I try to drill into my high school students that in classical statistics we make probability statements about our methods, not about the unknown real-world parameters. (I can't believe what I first wrote in the post. I would mark it wrong if a student wrote it.)
When we use a significance level, or alpha, of .05, we are saying that there is a chance of 1 out of 20 that our study will not replicate. So, in the universe of studies published using alpha of .05 as the criterion, we would expect that a number would fail to replicate.
And what does fail to replicate mean? It does not mean that next time you fail to find a result that is significant at the .05 level. It does not mean that next time you fail to find an effect of X and instead only find an effect of half of X. It means that you fail to find any effect at all! If you find any effect at all, then in the ordinary way these methods are used, you have replicated your original study.
Another point that I drill in is that there is a difference between quantitative significance and statistical significance. If an effect of X is significant quantitatively but an effect of 0.5X is not significant quantitatively, then it is not really useful to report that the effect of X is significantly different from zero.
Some of these problems could be alleviated if it were standard to report confidence intervals rather than p-values. If you saw that a 90 percent confidence interval did not include zero but included very low values for the effect, you might be less unnerved by a subsequent study finding a low value for the effect. However, given the various biases I discussed in my previous post, I would want to see a wider confidence interval reported--something like the 99.5 percent interval.

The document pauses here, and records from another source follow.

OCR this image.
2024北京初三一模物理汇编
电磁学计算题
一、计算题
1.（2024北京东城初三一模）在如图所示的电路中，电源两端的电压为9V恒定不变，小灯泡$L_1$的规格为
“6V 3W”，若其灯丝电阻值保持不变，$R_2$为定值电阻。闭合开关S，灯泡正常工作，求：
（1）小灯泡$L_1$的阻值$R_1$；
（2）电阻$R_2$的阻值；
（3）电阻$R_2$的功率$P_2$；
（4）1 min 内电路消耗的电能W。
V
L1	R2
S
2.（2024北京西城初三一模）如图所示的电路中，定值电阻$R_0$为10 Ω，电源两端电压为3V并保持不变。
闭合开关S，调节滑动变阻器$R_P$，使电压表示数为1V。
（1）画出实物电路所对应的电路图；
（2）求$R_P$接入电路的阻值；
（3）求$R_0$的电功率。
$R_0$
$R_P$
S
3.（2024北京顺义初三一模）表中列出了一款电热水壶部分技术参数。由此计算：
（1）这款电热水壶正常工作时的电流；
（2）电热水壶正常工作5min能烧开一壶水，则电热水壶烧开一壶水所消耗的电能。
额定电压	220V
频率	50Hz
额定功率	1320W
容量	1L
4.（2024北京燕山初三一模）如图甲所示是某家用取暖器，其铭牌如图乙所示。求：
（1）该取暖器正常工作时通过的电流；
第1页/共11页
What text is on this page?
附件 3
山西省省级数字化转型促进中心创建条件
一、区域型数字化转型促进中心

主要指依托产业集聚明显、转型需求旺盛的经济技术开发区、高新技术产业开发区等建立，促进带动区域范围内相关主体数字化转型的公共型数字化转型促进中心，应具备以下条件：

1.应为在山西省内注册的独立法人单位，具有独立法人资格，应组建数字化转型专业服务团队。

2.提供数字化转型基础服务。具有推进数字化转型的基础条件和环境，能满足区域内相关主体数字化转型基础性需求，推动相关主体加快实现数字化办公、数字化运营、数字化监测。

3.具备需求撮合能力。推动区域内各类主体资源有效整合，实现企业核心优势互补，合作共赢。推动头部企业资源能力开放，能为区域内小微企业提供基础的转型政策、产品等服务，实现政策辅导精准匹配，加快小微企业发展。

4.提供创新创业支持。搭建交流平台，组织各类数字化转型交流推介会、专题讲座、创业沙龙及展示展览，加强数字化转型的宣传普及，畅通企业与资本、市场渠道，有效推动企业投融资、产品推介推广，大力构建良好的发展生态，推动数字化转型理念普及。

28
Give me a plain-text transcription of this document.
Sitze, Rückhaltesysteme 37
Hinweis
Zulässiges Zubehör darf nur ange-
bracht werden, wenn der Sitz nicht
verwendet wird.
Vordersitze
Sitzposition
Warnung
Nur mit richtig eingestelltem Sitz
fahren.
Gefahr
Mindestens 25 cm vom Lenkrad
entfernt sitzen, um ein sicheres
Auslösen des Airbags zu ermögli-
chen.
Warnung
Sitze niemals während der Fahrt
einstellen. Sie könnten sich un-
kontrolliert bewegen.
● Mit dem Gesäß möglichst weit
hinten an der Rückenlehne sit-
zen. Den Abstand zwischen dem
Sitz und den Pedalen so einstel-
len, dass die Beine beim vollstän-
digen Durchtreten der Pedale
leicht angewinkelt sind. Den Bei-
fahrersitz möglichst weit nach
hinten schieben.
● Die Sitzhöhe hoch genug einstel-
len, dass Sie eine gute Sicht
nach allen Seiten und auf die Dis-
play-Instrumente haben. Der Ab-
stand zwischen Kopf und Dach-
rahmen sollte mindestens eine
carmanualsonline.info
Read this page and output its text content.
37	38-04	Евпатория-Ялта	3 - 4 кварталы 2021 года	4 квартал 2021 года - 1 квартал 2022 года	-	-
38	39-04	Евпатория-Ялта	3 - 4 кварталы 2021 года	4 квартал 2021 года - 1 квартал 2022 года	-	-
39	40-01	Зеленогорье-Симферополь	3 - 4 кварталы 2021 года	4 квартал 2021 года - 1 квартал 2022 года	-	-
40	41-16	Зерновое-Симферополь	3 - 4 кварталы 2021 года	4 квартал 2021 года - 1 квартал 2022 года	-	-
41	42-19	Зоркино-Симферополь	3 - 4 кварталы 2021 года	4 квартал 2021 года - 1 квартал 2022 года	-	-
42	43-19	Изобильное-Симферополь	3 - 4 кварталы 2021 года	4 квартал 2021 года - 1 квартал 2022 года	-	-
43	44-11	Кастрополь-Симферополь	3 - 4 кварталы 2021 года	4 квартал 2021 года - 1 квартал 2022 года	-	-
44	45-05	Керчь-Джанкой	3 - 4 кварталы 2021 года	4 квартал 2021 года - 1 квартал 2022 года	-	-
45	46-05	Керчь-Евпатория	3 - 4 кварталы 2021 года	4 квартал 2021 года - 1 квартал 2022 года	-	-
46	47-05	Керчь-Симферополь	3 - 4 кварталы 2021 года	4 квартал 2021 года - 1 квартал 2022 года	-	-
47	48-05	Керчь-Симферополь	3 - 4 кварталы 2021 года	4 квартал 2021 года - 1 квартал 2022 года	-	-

If we continue to use "statistical significance," then I recommend against a binary "is or is not" classification. Instead, I would suggest three ranges: A p-value greater than 0.15 means that you were unable to control for other factors well enough to have confidence in the effect you found. The experimental method is not promising in that sense. A p-value between .001 and .15 means that your results should be treated as intriguing, justifying an attempt to replicate your study in order to verify that other factors did not cause the result. A p-value below .001 suggests that other factors are unlikely to have caused your result, as long as there was no flaw in the design or execution of the study.